Muitos Papas, Concílios, Padres e bons autores basearam a ideia do matrimônio como Sacramento neste texto de São Paulo.
II – Diferentes campos onde o Casamento está envolvido
Além do diferente significado do Sacramento, os diferentes campos aos quais o casamento está sujeito também devem ser considerados.
Dado que o casamento é um contrato natural e foi elevado a Sacramento, existem vários campos da atividade humana em que se insere.
Os ensinamentos de São Tomás sobre o casamento foram bastante simplificados
“Na medida em que for de ordem natural, o casamento é regido pela lei natural; na medida em que é uma sociedade, é regida pelo direito civil; na medida em que é um sacramento, é regido pela lei divina.” (Contra Gentiles, I. IV, c. 78, apud DTC, ibid, col. 2172)

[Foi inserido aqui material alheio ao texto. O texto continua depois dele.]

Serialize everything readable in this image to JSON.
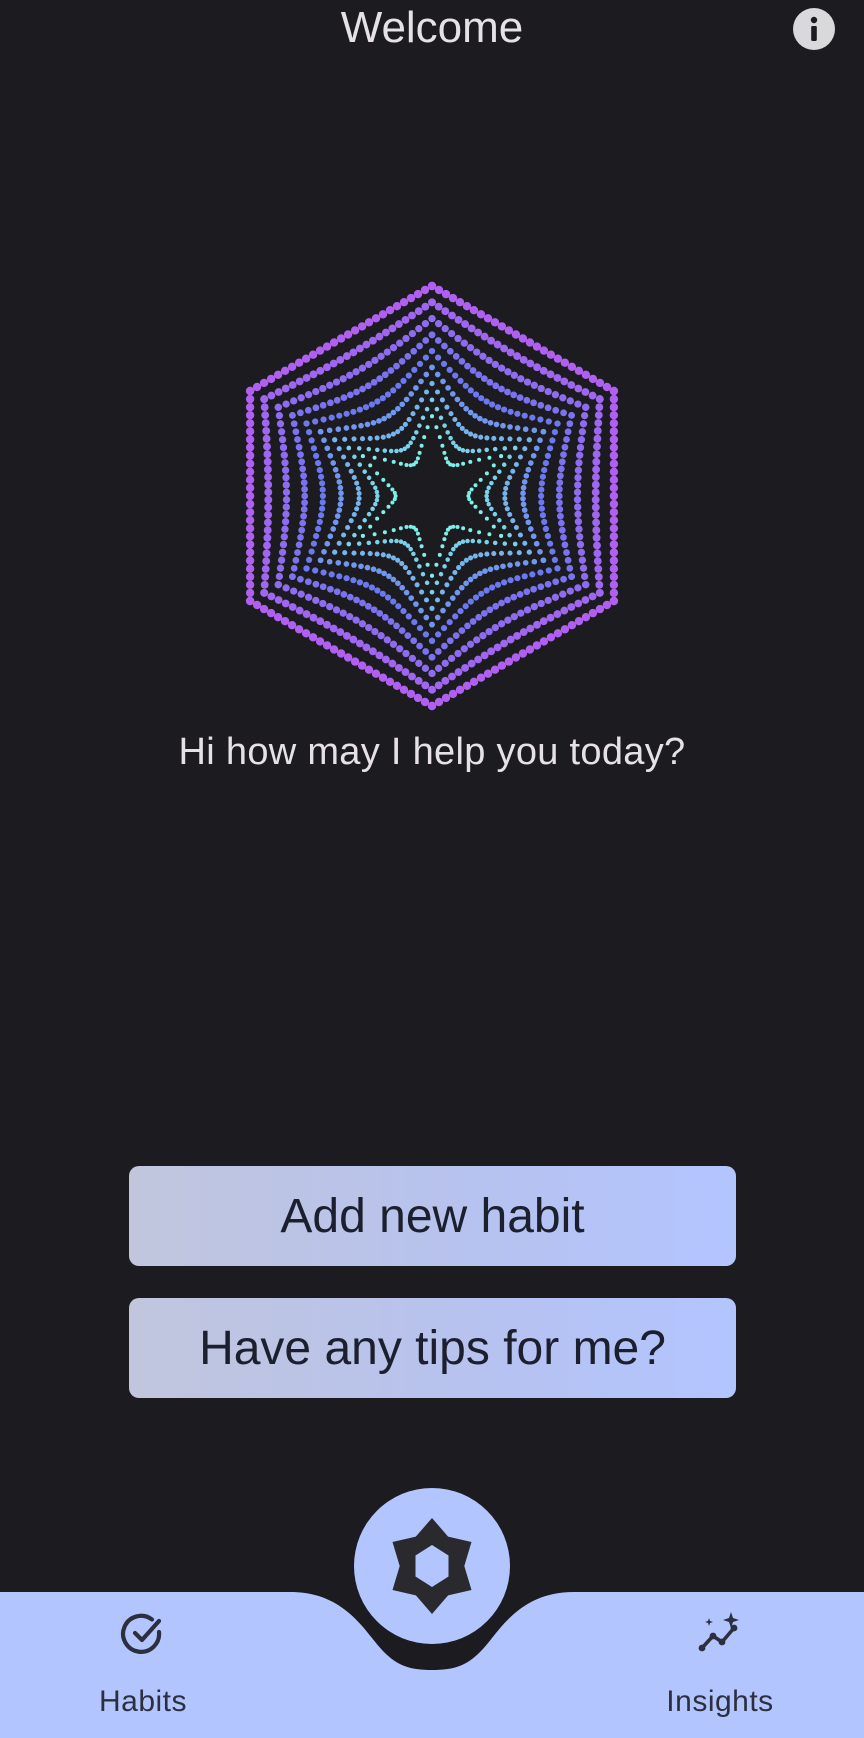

Assim, há certos campos em que a Igreja tem de tomar decisões, e há outros campos – a idade legal para casar, o registro do casamento, os direitos sobre os bens comuns dos cônjuges, as leis sucessórias em caso de morte de um dos cônjuges, etc. – que pertencem ao poder temporal de decidir.

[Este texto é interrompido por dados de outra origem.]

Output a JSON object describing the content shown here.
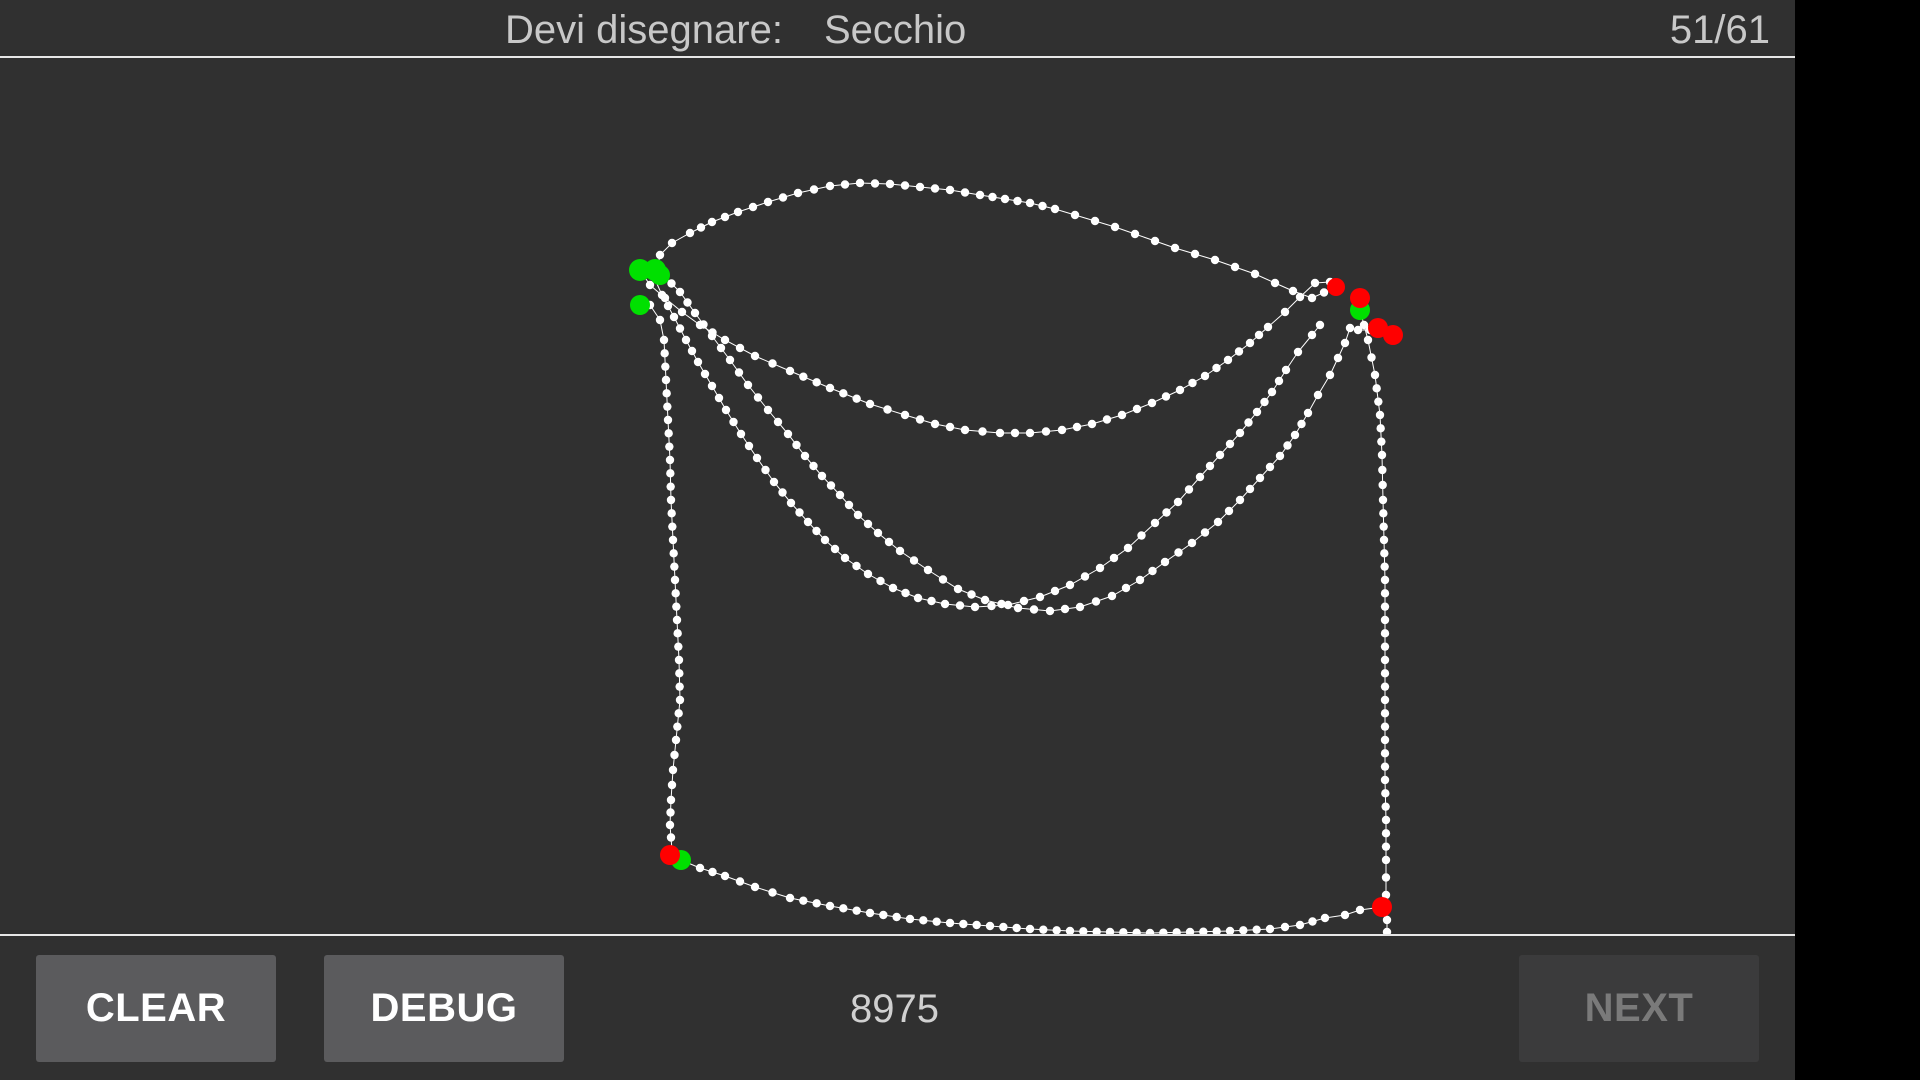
{
  "header": {
    "prompt_label": "Devi disegnare:",
    "prompt_word": "Secchio",
    "progress": "51/61"
  },
  "toolbar": {
    "clear_label": "CLEAR",
    "debug_label": "DEBUG",
    "score": "8975",
    "next_label": "NEXT"
  },
  "colors": {
    "background": "#303030",
    "stroke": "#ffffff",
    "stroke_start": "#00e000",
    "stroke_end": "#ff0000",
    "button": "#5b5b5d",
    "button_disabled": "#3b3b3c"
  }
}
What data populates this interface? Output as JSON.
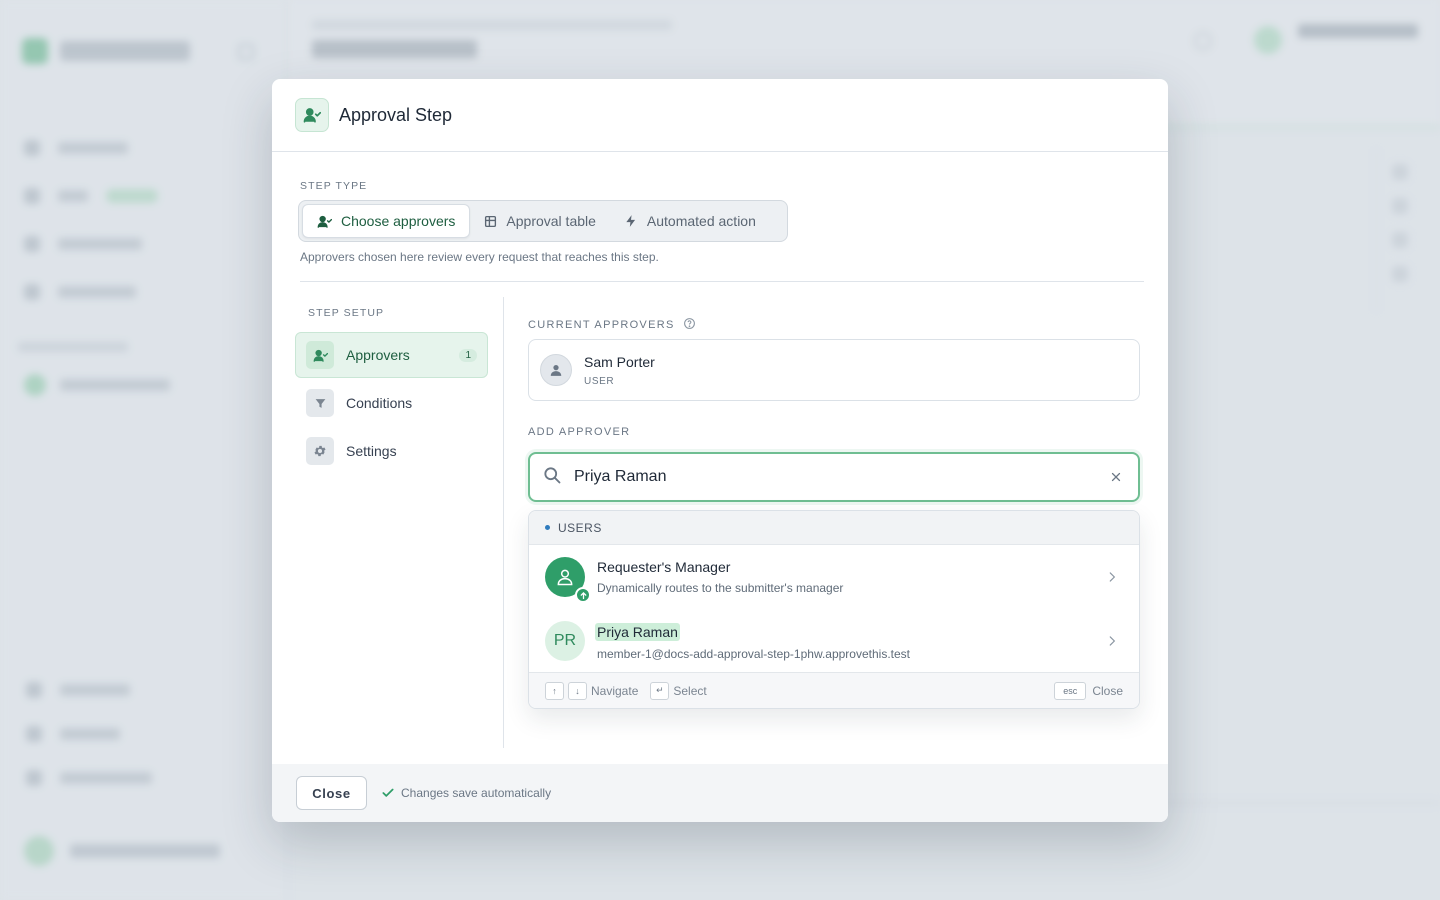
{
  "modal": {
    "title": "Approval Step",
    "step_type_label": "STEP TYPE",
    "step_types": [
      {
        "label": "Choose approvers",
        "icon": "user-check-icon",
        "active": true
      },
      {
        "label": "Approval table",
        "icon": "table-icon",
        "active": false
      },
      {
        "label": "Automated action",
        "icon": "bolt-icon",
        "active": false
      }
    ],
    "step_help": "Approvers chosen here review every request that reaches this step.",
    "setup_label": "STEP SETUP",
    "setup_items": [
      {
        "label": "Approvers",
        "icon": "user-check-icon",
        "badge": "1",
        "active": true
      },
      {
        "label": "Conditions",
        "icon": "filter-icon",
        "active": false
      },
      {
        "label": "Settings",
        "icon": "gear-icon",
        "active": false
      }
    ],
    "current_approvers_label": "CURRENT APPROVERS",
    "current_approvers": [
      {
        "name": "Sam Porter",
        "role": "USER"
      }
    ],
    "add_approver_label": "ADD APPROVER",
    "search": {
      "value": "Priya Raman"
    },
    "dropdown": {
      "group_label": "USERS",
      "results": [
        {
          "title": "Requester's Manager",
          "description": "Dynamically routes to the submitter's manager",
          "avatar": "manager-icon"
        },
        {
          "title": "Priya Raman",
          "description": "member-1@docs-add-approval-step-1phw.approvethis.test",
          "initials": "PR"
        }
      ],
      "hints": {
        "up_key": "↑",
        "down_key": "↓",
        "navigate": "Navigate",
        "enter_key": "↵",
        "select": "Select",
        "esc_key": "esc",
        "close": "Close"
      }
    },
    "footer": {
      "close_label": "Close",
      "autosave_text": "Changes save automatically"
    }
  },
  "colors": {
    "accent": "#2f9e69",
    "accent_light": "#e6f4ec",
    "focus_border": "#6fbe92"
  }
}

Parece indispensável levar em consideração esta incidência nos diversos campos, porque a confusão dos campos do casamento suscitou muita comoção na História da Igreja até hoje.
Esta realidade sobreposta levou à pretensão do Estado de usurpar as prerrogativas da Igreja sob o sofisma de que o casamento tem duas vertentes – o contrato e o sacramento – de modo que só o Estado pode reger o contrato natural, deixando o sacramento para a Igreja . Voltarei a este tema mais tarde (III.2).
Outro exemplo de como o contrato natural transformado em sacramento pode levar a mal-entendidos é a nossa presente discussão.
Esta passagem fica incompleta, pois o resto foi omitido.